Article: Is Estate Planning Ethical In An Increasingly Inequitable World
Harry S. Margolis (Margolis Bloom & D’Agostino) recently published, Is Estate Planning Ethical In An Increasing Inequitable World?, ACTEC Law Journal, VOLUME 49, Number 1, Fall 2023 (pub 1/24). Provided below is an Abstract:
It’s hardly news that over the last half century, in terms of income and wealth, our nation has become increasingly unequal. The question I will explore in this article is whether in that context what we do as estate planners, eseentially assisting our clients in passing on intergenerational wealth by minimizing taxes and easing the process, is ethical.
At first blush, there’s nothing wrong with this. We are simply helping our clients fulfill their goals in a lawful manner.
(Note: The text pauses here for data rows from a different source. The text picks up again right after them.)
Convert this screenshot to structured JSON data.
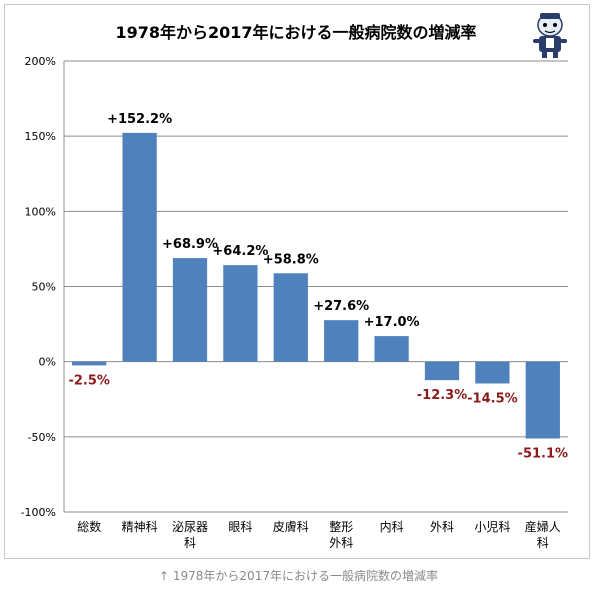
{
  "colors": {
    "bar": "#4f81bd",
    "positive_label": "#000000",
    "negative_label": "#8b1a1a",
    "grid": "#8c8c8c",
    "text": "#000000"
  },
  "caption": "↑ 1978年から2017年における一般病院数の増減率",
  "mascot_icon": "mascot-character-icon",
  "chart_data": {
    "type": "bar",
    "title": "1978年から2017年における一般病院数の増減率",
    "categories": [
      "総数",
      "精神科",
      "泌尿器\n科",
      "眼科",
      "皮膚科",
      "整形\n外科",
      "内科",
      "外科",
      "小児科",
      "産婦人\n科"
    ],
    "values": [
      -2.5,
      152.2,
      68.9,
      64.2,
      58.8,
      27.6,
      17.0,
      -12.3,
      -14.5,
      -51.1
    ],
    "data_labels": [
      "-2.5%",
      "+152.2%",
      "+68.9%",
      "+64.2%",
      "+58.8%",
      "+27.6%",
      "+17.0%",
      "-12.3%",
      "-14.5%",
      "-51.1%"
    ],
    "y_ticks": [
      200,
      150,
      100,
      50,
      0,
      -50,
      -100
    ],
    "y_tick_labels": [
      "200%",
      "150%",
      "100%",
      "50%",
      "0%",
      "-50%",
      "-100%"
    ],
    "ylim": [
      -100,
      200
    ],
    "grid": true,
    "legend": "none"
  }
}
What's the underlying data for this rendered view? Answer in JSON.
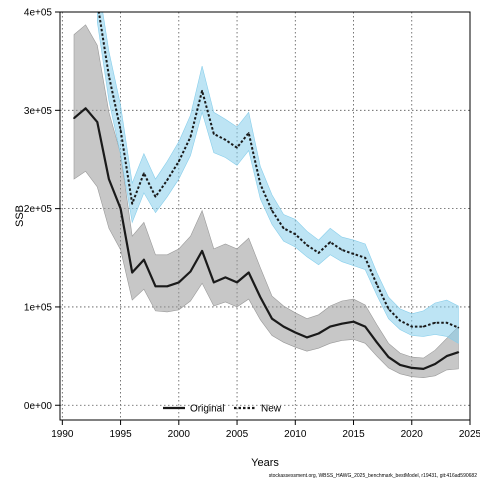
{
  "chart_data": {
    "type": "line",
    "xlabel": "Years",
    "ylabel": "SSB",
    "xlim": [
      1989.8,
      2025
    ],
    "ylim": [
      -15000,
      400000
    ],
    "x_ticks": [
      1990,
      1995,
      2000,
      2005,
      2010,
      2015,
      2020,
      2025
    ],
    "y_ticks": [
      0,
      100000,
      200000,
      300000,
      400000
    ],
    "y_tick_labels": [
      "0e+00",
      "1e+05",
      "2e+05",
      "3e+05",
      "4e+05"
    ],
    "grid": true,
    "legend_position": "bottom-center",
    "footer": "stockassessment.org, WBSS_HAWG_2025_benchmark_bestModel, r19431, git:416ad590682",
    "x": [
      1991,
      1992,
      1993,
      1994,
      1995,
      1996,
      1997,
      1998,
      1999,
      2000,
      2001,
      2002,
      2003,
      2004,
      2005,
      2006,
      2007,
      2008,
      2009,
      2010,
      2011,
      2012,
      2013,
      2014,
      2015,
      2016,
      2017,
      2018,
      2019,
      2020,
      2021,
      2022,
      2023,
      2024
    ],
    "series": [
      {
        "name": "Original",
        "color": "#1a1a1a",
        "band_color": "#999999",
        "line_style": "solid",
        "values": [
          292000,
          302000,
          288000,
          230000,
          200000,
          135000,
          148000,
          121000,
          121000,
          125000,
          136000,
          157000,
          125000,
          130000,
          125000,
          135000,
          110000,
          88000,
          80000,
          74000,
          69000,
          73000,
          80000,
          83000,
          85000,
          80000,
          64000,
          49000,
          41000,
          38000,
          37000,
          42000,
          50000,
          54000
        ],
        "lower": [
          230000,
          238000,
          222000,
          180000,
          158000,
          107000,
          118000,
          96000,
          95000,
          97000,
          106000,
          124000,
          101000,
          105000,
          100000,
          108000,
          87000,
          71000,
          64000,
          59000,
          55000,
          58000,
          63000,
          66000,
          67000,
          63000,
          50000,
          38000,
          32000,
          29000,
          28000,
          30000,
          36000,
          37000
        ],
        "upper": [
          377000,
          387000,
          366000,
          298000,
          256000,
          172000,
          186000,
          153000,
          153000,
          159000,
          172000,
          198000,
          159000,
          164000,
          159000,
          170000,
          140000,
          111000,
          101000,
          94000,
          88000,
          92000,
          101000,
          106000,
          108000,
          102000,
          82000,
          63000,
          53000,
          49000,
          48000,
          56000,
          68000,
          80000
        ]
      },
      {
        "name": "New",
        "color": "#1a1a1a",
        "band_color": "#87ceeb",
        "line_style": "dotted",
        "values": [
          null,
          null,
          410000,
          335000,
          280000,
          205000,
          236000,
          212000,
          229000,
          248000,
          273000,
          320000,
          276000,
          270000,
          262000,
          277000,
          225000,
          198000,
          180000,
          174000,
          163000,
          155000,
          166000,
          158000,
          154000,
          150000,
          123000,
          98000,
          86000,
          80000,
          80000,
          84000,
          84000,
          79000
        ],
        "lower": [
          null,
          null,
          390000,
          310000,
          255000,
          186000,
          216000,
          196000,
          212000,
          230000,
          254000,
          298000,
          257000,
          252000,
          244000,
          259000,
          210000,
          184000,
          167000,
          161000,
          151000,
          143000,
          153000,
          146000,
          142000,
          138000,
          112000,
          88000,
          77000,
          71000,
          70000,
          72000,
          70000,
          63000
        ],
        "upper": [
          null,
          null,
          435000,
          360000,
          305000,
          226000,
          256000,
          230000,
          248000,
          268000,
          295000,
          345000,
          298000,
          291000,
          283000,
          298000,
          243000,
          214000,
          194000,
          189000,
          177000,
          168000,
          180000,
          171000,
          168000,
          164000,
          135000,
          110000,
          98000,
          93000,
          96000,
          104000,
          107000,
          101000
        ]
      }
    ]
  }
}
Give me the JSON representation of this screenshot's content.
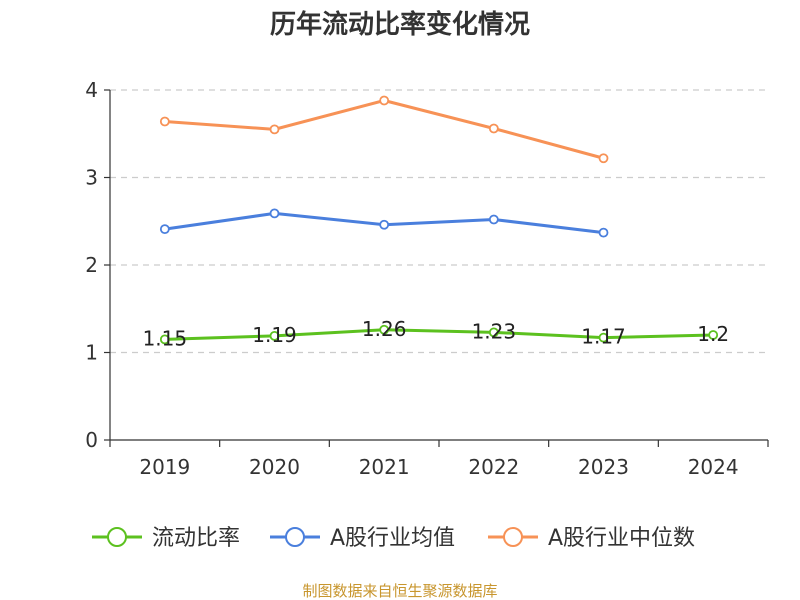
{
  "chart_data": {
    "type": "line",
    "title": "历年流动比率变化情况",
    "xlabel": "",
    "ylabel": "",
    "categories": [
      "2019",
      "2020",
      "2021",
      "2022",
      "2023",
      "2024"
    ],
    "ylim": [
      0,
      4
    ],
    "yticks": [
      "0",
      "1",
      "2",
      "3",
      "4"
    ],
    "grid": true,
    "legend_position": "bottom",
    "series": [
      {
        "name": "流动比率",
        "color": "#5cc11f",
        "values": [
          1.15,
          1.19,
          1.26,
          1.23,
          1.17,
          1.2
        ],
        "labels": [
          "1.15",
          "1.19",
          "1.26",
          "1.23",
          "1.17",
          "1.2"
        ]
      },
      {
        "name": "A股行业均值",
        "color": "#4a7fdd",
        "values": [
          2.41,
          2.59,
          2.46,
          2.52,
          2.37,
          null
        ]
      },
      {
        "name": "A股行业中位数",
        "color": "#f79256",
        "values": [
          3.64,
          3.55,
          3.88,
          3.56,
          3.22,
          null
        ]
      }
    ]
  },
  "source_text": "制图数据来自恒生聚源数据库"
}
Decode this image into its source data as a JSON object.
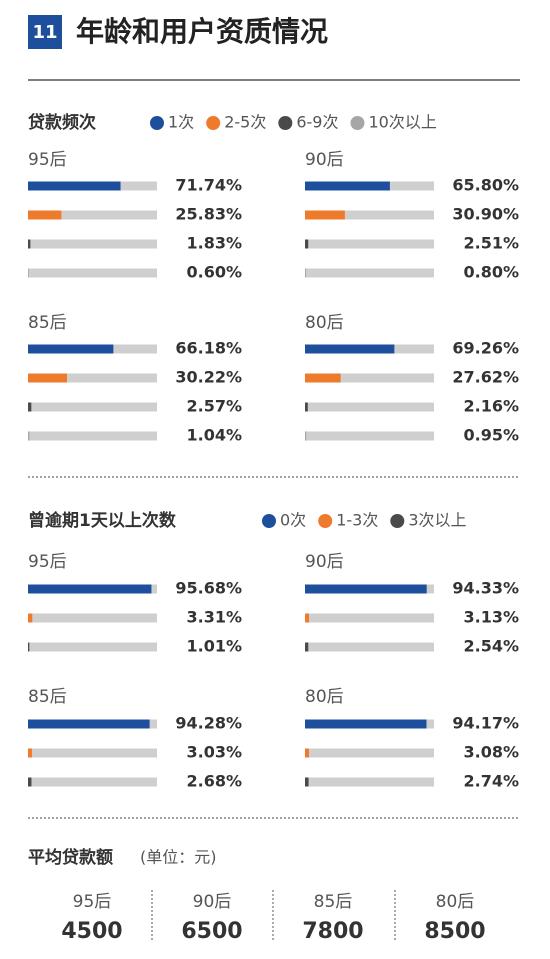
{
  "header": {
    "number": "11",
    "title": "年龄和用户资质情况"
  },
  "chart_data": [
    {
      "type": "bar",
      "title": "贷款频次",
      "orientation": "horizontal",
      "xlim": [
        0,
        100
      ],
      "categories": [
        "95后",
        "90后",
        "85后",
        "80后"
      ],
      "series": [
        {
          "name": "1次",
          "color": "#1d4f9c",
          "values": [
            71.74,
            65.8,
            66.18,
            69.26
          ],
          "value_labels": [
            "71.74%",
            "65.80%",
            "66.18%",
            "69.26%"
          ]
        },
        {
          "name": "2-5次",
          "color": "#ee7a2c",
          "values": [
            25.83,
            30.9,
            30.22,
            27.62
          ],
          "value_labels": [
            "25.83%",
            "30.90%",
            "30.22%",
            "27.62%"
          ]
        },
        {
          "name": "6-9次",
          "color": "#4a4a4a",
          "values": [
            1.83,
            2.51,
            2.57,
            2.16
          ],
          "value_labels": [
            "1.83%",
            "2.51%",
            "2.57%",
            "2.16%"
          ]
        },
        {
          "name": "10次以上",
          "color": "#a6a6a6",
          "values": [
            0.6,
            0.8,
            1.04,
            0.95
          ],
          "value_labels": [
            "0.60%",
            "0.80%",
            "1.04%",
            "0.95%"
          ]
        }
      ]
    },
    {
      "type": "bar",
      "title": "曾逾期1天以上次数",
      "orientation": "horizontal",
      "xlim": [
        0,
        100
      ],
      "categories": [
        "95后",
        "90后",
        "85后",
        "80后"
      ],
      "series": [
        {
          "name": "0次",
          "color": "#1d4f9c",
          "values": [
            95.68,
            94.33,
            94.28,
            94.17
          ],
          "value_labels": [
            "95.68%",
            "94.33%",
            "94.28%",
            "94.17%"
          ]
        },
        {
          "name": "1-3次",
          "color": "#ee7a2c",
          "values": [
            3.31,
            3.13,
            3.03,
            3.08
          ],
          "value_labels": [
            "3.31%",
            "3.13%",
            "3.03%",
            "3.08%"
          ]
        },
        {
          "name": "3次以上",
          "color": "#4a4a4a",
          "values": [
            1.01,
            2.54,
            2.68,
            2.74
          ],
          "value_labels": [
            "1.01%",
            "2.54%",
            "2.68%",
            "2.74%"
          ]
        }
      ]
    }
  ],
  "average_loan": {
    "title": "平均贷款额",
    "unit": "(单位：元)",
    "items": [
      {
        "label": "95后",
        "value": 4500
      },
      {
        "label": "90后",
        "value": 6500
      },
      {
        "label": "85后",
        "value": 7800
      },
      {
        "label": "80后",
        "value": 8500
      }
    ]
  }
}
But does it matter that we are doing this in a nation that is becoming increasingly unequal, where it’s always been easier for some sectors of the population to build wealth than others, and where our services are only available to those who can pay our fees? Does the answer change depending on who our clients are, whether they are part of the top one percent financially, the next nine percent who are doing well in our economy, or everyone else? Does it matter how much we push the envelope on tax and asset protection planning? Or whether we lobby for or against laws that help our clients preserve their welath?
Of course, for many there’s nothing wrong with the great disparities in wealth or their continuation from generation to generation. Others who believe that growing inequality and concentration of welath is aproblem feel that it’s a public policy or philosophpical question, not one of ethics for individual attorneys.
Yet, the greater concentration of wealth in the United States has been accompanied by changes in laws that further that concentration an its preservation from generation to generation, including the increase in the threshold for estate and generation skipping taxes, the development of domestic asset protection trusts, and the elimination of the rule against perpetuities. At the same time, new scholarship has demonstrated that the costs of probate, intestacy, partition and tax takings make it more difficult for families with fewer resources to accumulate wealth.
This article will consider the question of whether estate planning is ethical with respect to different types of estate planning, various clienteles, and government policies that act to discourage many from engaging in estate planning and suggest steps individual attorneys and our professional organizations can take to make estate planning services more available to those who are not served today.